Les interprètes diplomatiques
La paix commence par le langage et la compréhension mutuelle. Nous, les interprètes diplomatiques, avons en mémoire les drogmans de l’Occident dans les États latins, dans les Echelles du Levant ou auprès de la Sublime Porte. Pas une conférence entre deux gouvernements, pas un tête-à-tête entre les Présidents ou Premiers ministres, pas de rencontres entre ministres sans ce travail d’interprétation. Chefs d’Etat, de gouvernement et ministres ont souvent besoin d’interprètes diplomatiques car les langues sont capitales dans l’élaboration de relations diplomatiques.
D’abord, sans nous, ces conférences, tête-à-tête, rencontres seraient restés des histoires sans paroles. Or, l’essence même de notre profession, l’exigence qui est à la base du métier de la traduction, c’est la recherche de l’équivalent juste et précis dans la langue de l’interlocuteur. Mais l’interprétation, en réalité, est autre chose que la traduction.
L’interprétation pour « mettre en musique » le contenu
Au-delà de la recherche du mot juste, l’interprétation emprunte autant au métier d’acteur qu’à l’amour du dictionnaire. Interpréter un texte, c’est aussi restituer le phrasé et l’intonation, c’est-à-dire l’intention. Et selon celle-ci, l’interprète sera tour à tour neutre, grave, sombre, émouvant, souriant, convaincant, combattant, explosif parfois… autant d’indications indispensables pour « mettre en musique » le contenu des propos, pour lui rendre son intention première, pour donner souffle, chair et vie à la relation politique et diplomatique, pour lui restituer sa force.

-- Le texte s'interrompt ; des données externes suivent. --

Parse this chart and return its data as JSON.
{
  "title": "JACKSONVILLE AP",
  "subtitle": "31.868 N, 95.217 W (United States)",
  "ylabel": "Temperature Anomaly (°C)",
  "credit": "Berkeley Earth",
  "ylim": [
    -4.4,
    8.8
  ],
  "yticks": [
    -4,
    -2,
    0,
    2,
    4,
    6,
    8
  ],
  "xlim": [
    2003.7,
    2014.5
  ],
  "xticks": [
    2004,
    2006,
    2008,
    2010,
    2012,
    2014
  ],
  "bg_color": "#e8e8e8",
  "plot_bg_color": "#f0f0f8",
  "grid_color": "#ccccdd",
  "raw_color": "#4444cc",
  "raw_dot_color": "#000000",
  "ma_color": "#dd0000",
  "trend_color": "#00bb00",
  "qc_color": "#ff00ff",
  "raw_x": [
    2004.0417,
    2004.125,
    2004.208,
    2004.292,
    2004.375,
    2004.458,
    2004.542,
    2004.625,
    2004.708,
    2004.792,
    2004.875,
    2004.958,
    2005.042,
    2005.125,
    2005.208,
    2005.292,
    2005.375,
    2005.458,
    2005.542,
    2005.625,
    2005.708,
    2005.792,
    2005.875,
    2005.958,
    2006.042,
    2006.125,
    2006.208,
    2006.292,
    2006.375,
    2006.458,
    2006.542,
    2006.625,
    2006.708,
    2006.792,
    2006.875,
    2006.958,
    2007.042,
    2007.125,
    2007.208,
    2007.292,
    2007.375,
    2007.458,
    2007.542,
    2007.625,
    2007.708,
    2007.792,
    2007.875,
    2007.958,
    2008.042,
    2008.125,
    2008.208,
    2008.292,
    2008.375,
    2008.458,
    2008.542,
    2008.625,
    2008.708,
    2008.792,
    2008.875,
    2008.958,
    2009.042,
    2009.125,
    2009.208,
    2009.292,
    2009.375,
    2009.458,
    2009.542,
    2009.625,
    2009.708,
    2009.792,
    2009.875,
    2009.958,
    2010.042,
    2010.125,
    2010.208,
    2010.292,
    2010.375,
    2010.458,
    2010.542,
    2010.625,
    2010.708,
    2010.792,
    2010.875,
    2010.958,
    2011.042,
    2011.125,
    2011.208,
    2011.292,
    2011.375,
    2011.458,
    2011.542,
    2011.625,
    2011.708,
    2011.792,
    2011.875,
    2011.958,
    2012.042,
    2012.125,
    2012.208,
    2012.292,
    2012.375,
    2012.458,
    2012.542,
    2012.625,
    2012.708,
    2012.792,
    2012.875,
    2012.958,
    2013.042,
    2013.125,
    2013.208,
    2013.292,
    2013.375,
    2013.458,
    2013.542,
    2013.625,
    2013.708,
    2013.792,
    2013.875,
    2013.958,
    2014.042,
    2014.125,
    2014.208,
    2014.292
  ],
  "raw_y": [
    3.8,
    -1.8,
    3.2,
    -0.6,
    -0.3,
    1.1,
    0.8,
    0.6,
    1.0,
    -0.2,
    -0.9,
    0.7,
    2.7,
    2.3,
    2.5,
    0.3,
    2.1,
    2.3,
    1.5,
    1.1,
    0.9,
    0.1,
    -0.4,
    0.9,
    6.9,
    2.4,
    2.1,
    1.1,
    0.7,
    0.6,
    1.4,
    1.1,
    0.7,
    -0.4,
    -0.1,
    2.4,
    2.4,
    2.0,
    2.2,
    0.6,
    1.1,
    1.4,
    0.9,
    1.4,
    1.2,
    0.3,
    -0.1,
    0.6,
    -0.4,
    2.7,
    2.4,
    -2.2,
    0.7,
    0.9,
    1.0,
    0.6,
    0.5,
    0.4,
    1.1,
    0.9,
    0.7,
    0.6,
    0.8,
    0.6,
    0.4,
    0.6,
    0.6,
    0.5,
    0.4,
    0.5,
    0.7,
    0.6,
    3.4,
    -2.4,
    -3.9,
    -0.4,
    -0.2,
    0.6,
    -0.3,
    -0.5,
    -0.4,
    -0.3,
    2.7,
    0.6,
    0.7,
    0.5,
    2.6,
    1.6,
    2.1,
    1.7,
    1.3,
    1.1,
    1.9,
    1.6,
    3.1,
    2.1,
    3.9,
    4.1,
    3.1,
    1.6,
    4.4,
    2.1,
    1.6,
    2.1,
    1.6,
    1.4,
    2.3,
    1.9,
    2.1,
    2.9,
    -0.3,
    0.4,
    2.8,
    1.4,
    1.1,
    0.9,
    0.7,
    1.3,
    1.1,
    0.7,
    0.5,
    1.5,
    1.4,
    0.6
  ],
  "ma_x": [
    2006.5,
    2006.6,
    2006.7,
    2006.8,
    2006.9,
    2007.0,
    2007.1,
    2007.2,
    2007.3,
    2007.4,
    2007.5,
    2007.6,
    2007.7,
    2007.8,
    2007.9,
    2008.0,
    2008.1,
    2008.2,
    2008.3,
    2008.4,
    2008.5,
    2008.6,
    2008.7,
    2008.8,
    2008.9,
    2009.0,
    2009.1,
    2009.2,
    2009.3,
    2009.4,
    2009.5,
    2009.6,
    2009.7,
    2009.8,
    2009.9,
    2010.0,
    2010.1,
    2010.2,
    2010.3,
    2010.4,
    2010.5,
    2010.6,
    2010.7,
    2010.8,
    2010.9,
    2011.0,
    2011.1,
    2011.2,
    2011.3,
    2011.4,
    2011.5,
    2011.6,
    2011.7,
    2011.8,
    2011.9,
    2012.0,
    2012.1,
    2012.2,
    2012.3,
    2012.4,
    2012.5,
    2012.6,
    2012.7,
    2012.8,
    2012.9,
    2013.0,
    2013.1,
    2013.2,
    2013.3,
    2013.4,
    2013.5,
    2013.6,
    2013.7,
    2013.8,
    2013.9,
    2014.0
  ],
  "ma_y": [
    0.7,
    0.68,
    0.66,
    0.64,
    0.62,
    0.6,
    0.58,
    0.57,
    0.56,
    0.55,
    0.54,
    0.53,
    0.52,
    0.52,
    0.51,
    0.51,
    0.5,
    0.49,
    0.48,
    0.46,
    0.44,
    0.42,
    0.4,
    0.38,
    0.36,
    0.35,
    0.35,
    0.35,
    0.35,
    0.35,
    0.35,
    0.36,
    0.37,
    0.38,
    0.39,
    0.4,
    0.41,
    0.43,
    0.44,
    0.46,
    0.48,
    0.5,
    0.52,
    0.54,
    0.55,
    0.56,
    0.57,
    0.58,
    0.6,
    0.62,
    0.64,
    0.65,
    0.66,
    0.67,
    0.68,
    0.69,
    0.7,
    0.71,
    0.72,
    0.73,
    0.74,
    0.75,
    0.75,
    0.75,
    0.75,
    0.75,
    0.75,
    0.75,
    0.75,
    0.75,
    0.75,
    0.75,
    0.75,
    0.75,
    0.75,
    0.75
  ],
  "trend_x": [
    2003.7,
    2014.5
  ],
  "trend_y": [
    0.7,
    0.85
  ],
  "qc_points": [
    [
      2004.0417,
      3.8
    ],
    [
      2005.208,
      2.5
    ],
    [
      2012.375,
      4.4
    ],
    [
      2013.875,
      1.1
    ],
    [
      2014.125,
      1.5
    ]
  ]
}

Nous appartenons ainsi à une caste très particulière qui a fait du mot de Talleyrand sa devise: «Entre passer pour un bavard et passer pour un imbécile, il y a longtemps que j’ai choisi.» Eh bien oui, nous préférons passer pour des imbéciles plutôt que pour des bavards car l’excellence, dans notre profession, c’est non seulement la fidélité aux propos rapportés – ce qu’on appelle l’interprétation – mais aussi le sens le plus absolu du secret – la discrétion – qui n’est pas, dans nos sociétés, la vertu la mieux partagée.
Mon expérience de 20 ans de relations diplomatiques franco-israéliennes a consisté à glisser l’hébreu dans une oreille française et le français dans une oreille israélienne. J’essaie de faire passer en douceur, pour l‘interlocuteur français, des messages dont le timbre, en hébreu, peut sonner brusque et tranchant. Je tâche aussi de rendre intelligibles, à l’Israélien, les phrases enrobées et parfois contournées des Français. Surtout, j’essaie de permettre à chacun, en s’exprimant dans sa langue, d’exprimer tout l’éventail de la communication, là où ne pas parler sa langue maternelle fait perdre des nuances essentielles.
Les interprètes diplomatiques font partie de l’histoire en cours
Il y a eu quelques personnalités exemplaires parmi les interprètes diplomatiques. L’une d’elles, aujourd’hui décédée, interprète ayant servi plusieurs présidents français dans la relation entre la France et l’Allemagne, disait : «Je suis une non-personne» ou encore «un bon interprète sait qu’il est un mal nécessaire».
Le paradoxe, c’est que l’interprète n’a ni présence active, ni saute d’humeur, ni point de vue. Tout juste peut-il s’autoriser un «je crois que votre interlocuteur a voulu dire…», murmuré à l’oreille, si l’obstacle des langues a introduit un biais dans la conversation.
Vous ne lirez donc jamais nos mémoires, puisque nous sommes tenus au secret professionnel le plus absolu. Voilà qui fait la servitude, mais aussi la grandeur de ce métier qui nous place parfois dans l’histoire « en train de se faire ».